PIC: Julius Maada Bio (L) takes the oath of office as new president of Sierra Leone on April 4, 2018 in Freetown, Sierra Leone.  Sierra Leone's opposition challenger Julius Maada Bio secured his first term in office as a civilian Wednesday when he was declared the winner of a controversial presidential run-off. Bio, a former soldier who briefly led a military junta more than two decades ago, won 51.81% of ballots in last month's election, according to official results. (AFP)

SIERRA LEONE - Opposition challenger Julius Maada Bio clinched victory Wednesday in Sierra Leone's presidential vote, the country's election monitor said.

Bio, a former soldier, won 51.81% of the ballots in the March 31 election compared with 48.19 percent for Samura Kamara, said Mohamed Conteh, the head of the National Electoral Commission. 

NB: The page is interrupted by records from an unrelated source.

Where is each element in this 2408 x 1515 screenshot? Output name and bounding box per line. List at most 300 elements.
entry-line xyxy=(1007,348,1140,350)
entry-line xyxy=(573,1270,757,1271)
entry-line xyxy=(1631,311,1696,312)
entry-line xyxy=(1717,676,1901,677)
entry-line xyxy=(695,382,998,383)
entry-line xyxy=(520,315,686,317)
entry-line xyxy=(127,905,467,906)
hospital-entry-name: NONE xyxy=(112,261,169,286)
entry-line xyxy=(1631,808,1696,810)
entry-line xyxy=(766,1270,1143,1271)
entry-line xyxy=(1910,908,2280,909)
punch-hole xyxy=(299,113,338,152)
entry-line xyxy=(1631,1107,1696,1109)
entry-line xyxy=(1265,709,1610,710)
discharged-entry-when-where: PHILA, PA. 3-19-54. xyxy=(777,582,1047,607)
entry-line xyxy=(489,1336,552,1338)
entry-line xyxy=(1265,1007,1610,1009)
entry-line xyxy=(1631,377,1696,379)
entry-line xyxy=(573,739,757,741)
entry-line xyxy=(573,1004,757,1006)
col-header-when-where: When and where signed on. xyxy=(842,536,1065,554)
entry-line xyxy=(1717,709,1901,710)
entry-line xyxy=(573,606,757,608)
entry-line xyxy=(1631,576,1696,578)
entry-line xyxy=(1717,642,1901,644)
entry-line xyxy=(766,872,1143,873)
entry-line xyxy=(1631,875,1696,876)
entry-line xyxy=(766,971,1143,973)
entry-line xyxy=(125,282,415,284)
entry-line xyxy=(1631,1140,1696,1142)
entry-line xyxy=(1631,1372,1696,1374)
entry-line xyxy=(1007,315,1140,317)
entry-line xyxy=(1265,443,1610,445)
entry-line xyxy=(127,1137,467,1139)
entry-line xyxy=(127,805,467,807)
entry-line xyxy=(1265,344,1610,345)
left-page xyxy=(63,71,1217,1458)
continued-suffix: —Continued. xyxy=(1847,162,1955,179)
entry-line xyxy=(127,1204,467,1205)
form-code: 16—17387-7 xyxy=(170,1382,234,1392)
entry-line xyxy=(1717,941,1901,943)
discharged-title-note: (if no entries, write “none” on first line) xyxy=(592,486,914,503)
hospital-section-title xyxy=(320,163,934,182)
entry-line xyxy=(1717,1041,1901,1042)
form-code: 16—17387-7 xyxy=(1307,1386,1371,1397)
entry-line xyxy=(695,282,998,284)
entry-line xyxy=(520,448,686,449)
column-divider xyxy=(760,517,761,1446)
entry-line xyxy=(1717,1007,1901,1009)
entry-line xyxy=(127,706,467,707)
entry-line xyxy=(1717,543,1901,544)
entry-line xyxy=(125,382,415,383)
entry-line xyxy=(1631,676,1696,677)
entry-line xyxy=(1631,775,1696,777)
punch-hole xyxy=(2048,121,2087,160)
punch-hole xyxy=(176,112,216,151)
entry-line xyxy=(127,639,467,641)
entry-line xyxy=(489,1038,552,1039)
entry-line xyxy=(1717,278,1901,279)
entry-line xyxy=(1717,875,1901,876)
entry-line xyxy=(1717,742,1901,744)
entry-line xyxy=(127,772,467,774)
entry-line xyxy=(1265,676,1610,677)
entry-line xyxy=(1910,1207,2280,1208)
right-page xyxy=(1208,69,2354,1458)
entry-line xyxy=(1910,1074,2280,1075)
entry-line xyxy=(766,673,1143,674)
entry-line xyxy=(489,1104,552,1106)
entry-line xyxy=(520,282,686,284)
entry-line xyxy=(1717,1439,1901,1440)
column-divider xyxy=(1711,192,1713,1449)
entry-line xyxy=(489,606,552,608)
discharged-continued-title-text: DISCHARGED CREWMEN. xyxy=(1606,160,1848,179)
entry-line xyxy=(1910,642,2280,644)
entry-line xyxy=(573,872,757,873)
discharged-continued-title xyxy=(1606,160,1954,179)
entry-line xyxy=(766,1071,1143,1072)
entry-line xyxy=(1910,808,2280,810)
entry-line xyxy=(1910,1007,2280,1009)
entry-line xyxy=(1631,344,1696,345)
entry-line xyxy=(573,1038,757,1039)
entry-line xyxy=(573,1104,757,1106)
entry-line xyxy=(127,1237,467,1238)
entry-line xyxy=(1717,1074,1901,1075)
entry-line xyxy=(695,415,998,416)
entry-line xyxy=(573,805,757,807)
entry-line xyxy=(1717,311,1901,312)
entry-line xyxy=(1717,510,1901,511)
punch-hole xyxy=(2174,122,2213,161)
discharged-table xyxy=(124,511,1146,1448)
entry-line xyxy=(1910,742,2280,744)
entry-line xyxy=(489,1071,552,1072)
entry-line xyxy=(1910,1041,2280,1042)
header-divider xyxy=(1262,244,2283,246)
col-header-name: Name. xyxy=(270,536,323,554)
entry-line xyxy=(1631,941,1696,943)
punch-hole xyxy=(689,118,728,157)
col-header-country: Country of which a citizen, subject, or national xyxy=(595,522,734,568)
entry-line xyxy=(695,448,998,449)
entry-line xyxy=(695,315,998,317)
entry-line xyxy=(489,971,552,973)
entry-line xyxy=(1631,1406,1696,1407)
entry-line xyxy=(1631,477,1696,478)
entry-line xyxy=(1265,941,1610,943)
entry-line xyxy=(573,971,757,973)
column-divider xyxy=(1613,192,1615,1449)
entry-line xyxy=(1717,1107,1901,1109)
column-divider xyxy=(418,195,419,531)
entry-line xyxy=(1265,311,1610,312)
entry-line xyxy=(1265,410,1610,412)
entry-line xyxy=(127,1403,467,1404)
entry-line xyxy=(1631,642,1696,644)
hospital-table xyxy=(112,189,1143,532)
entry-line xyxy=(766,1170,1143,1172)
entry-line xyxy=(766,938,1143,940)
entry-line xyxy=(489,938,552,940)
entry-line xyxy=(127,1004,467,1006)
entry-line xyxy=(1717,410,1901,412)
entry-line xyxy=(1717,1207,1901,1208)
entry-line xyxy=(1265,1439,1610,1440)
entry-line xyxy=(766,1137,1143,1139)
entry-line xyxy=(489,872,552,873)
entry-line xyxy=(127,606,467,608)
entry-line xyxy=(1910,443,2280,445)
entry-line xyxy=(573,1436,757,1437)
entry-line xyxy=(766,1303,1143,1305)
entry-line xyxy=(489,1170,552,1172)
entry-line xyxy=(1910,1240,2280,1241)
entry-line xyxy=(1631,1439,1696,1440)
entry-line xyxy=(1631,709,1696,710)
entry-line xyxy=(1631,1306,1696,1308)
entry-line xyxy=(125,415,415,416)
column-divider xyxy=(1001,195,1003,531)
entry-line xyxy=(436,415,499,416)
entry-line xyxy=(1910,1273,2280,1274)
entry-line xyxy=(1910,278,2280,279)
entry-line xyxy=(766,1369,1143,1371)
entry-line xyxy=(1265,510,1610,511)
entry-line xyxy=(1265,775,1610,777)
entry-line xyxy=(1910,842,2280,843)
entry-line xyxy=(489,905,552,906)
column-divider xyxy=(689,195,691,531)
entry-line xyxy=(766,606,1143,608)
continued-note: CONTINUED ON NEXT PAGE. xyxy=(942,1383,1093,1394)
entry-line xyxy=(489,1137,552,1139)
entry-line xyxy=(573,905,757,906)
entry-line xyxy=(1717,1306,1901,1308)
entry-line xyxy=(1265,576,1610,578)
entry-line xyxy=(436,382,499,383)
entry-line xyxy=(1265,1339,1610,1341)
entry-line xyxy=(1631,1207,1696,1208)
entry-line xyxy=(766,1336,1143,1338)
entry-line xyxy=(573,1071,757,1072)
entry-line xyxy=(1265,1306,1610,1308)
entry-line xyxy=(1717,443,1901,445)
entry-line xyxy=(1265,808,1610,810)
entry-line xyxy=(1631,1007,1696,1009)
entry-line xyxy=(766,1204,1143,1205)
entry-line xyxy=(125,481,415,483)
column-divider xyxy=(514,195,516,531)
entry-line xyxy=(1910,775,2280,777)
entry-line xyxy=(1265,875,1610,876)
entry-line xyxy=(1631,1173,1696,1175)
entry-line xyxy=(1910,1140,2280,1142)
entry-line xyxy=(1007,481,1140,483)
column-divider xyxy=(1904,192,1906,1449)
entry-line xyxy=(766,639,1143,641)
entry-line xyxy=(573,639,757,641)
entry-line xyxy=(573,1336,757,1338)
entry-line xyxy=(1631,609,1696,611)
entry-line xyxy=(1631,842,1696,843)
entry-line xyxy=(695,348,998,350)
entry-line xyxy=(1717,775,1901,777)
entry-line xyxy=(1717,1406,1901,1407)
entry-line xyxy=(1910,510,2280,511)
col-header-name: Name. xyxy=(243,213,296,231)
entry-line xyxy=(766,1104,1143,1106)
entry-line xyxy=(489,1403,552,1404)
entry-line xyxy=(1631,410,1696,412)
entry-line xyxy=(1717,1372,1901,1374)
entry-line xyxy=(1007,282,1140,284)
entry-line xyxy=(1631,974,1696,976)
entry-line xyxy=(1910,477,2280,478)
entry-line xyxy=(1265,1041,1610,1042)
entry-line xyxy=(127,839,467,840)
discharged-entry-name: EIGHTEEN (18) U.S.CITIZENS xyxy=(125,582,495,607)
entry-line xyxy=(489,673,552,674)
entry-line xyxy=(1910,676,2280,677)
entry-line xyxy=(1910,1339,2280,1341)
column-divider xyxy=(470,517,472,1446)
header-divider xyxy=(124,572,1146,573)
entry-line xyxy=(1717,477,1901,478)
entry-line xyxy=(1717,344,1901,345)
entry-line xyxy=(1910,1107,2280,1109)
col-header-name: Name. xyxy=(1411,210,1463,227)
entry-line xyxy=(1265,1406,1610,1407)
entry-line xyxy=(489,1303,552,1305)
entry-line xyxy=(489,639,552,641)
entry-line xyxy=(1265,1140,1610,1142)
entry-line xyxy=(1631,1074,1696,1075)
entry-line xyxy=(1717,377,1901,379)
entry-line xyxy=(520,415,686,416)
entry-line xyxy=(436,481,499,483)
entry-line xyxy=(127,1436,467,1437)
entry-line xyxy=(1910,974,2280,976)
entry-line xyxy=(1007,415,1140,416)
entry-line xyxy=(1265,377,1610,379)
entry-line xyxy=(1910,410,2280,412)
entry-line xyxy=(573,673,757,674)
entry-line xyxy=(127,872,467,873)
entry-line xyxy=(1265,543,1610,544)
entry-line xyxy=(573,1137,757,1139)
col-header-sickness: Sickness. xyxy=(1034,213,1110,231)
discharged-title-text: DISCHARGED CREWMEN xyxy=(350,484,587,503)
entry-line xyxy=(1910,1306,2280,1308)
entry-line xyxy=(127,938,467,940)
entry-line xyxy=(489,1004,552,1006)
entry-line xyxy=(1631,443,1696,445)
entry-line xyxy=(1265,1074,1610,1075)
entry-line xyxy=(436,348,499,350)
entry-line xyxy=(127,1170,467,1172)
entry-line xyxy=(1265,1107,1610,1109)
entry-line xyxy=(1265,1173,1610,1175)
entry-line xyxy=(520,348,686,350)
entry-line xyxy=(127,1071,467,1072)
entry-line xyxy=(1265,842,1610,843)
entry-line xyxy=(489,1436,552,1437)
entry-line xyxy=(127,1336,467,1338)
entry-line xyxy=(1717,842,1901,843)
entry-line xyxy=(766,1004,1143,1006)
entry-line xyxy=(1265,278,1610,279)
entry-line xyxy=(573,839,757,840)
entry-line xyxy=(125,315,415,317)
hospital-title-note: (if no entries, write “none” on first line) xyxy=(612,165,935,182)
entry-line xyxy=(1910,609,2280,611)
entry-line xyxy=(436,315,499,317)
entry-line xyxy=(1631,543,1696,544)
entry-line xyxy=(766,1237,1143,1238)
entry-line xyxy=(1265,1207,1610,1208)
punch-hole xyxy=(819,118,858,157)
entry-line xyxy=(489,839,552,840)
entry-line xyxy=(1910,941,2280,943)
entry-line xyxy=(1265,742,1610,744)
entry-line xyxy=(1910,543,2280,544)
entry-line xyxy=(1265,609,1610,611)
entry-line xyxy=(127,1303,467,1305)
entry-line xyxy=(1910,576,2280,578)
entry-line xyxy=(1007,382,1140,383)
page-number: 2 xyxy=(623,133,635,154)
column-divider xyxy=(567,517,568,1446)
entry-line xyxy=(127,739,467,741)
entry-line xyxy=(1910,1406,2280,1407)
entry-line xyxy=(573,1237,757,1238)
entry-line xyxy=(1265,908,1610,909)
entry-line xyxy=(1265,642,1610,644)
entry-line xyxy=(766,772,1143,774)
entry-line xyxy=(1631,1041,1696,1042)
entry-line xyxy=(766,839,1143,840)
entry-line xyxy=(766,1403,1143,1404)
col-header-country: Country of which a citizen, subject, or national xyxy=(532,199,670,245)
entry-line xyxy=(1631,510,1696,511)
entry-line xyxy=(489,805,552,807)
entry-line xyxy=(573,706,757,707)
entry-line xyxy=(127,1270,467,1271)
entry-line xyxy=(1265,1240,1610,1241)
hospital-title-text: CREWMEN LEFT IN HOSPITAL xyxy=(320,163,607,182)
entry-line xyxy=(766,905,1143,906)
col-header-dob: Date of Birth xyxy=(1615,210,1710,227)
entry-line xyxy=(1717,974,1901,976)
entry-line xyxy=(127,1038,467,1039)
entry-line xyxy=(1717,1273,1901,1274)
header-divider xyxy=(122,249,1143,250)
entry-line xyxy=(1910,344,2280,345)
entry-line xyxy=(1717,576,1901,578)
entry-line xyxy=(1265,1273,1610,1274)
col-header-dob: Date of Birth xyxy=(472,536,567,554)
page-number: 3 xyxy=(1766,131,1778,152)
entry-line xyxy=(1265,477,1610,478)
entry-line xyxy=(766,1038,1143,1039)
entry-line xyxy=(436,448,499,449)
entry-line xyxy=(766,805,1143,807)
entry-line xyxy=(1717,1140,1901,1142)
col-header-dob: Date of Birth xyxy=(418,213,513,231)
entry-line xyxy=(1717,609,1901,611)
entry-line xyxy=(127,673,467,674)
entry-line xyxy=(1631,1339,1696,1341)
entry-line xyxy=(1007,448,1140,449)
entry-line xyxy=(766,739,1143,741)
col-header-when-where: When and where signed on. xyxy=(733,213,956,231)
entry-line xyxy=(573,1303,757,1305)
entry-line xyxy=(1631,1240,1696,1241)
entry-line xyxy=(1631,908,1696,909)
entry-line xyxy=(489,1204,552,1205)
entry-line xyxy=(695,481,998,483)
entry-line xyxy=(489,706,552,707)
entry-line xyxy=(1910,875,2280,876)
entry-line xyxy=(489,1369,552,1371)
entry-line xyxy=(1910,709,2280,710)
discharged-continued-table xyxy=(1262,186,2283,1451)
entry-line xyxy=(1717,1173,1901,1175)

The official results of the vote had been delayed by a dispute over the method of tallying results that left ballot papers from 11,000 polling stations across the poor West African nation uncounted.

Earlier Wednesday, Kamara supporters marched in the capital Freetown, tearing down Bio posters and alleging "foreign meddling" in the vote, an AFP reporter said.

Security forces erected a cordon around Bio's SLPP party headquarters, where hundreds of supporters had already begun celebrating victory ahead of the expected official results.

Bio narrowly won the first round of voting ahead of Kamara, a close ally of outgoing President Ernest Bai Koroma.

A total of 3.1 million people were registered to vote in the first presidential poll since a 2014-2016 Ebola outbreak that killed 4,000 people.

One of the world's poorest nations despite huge mineral and diamond deposits, Sierra Leone is recovering only gradually from war and disease. Its economy remains fragile, with corruption widespread in the former British colony.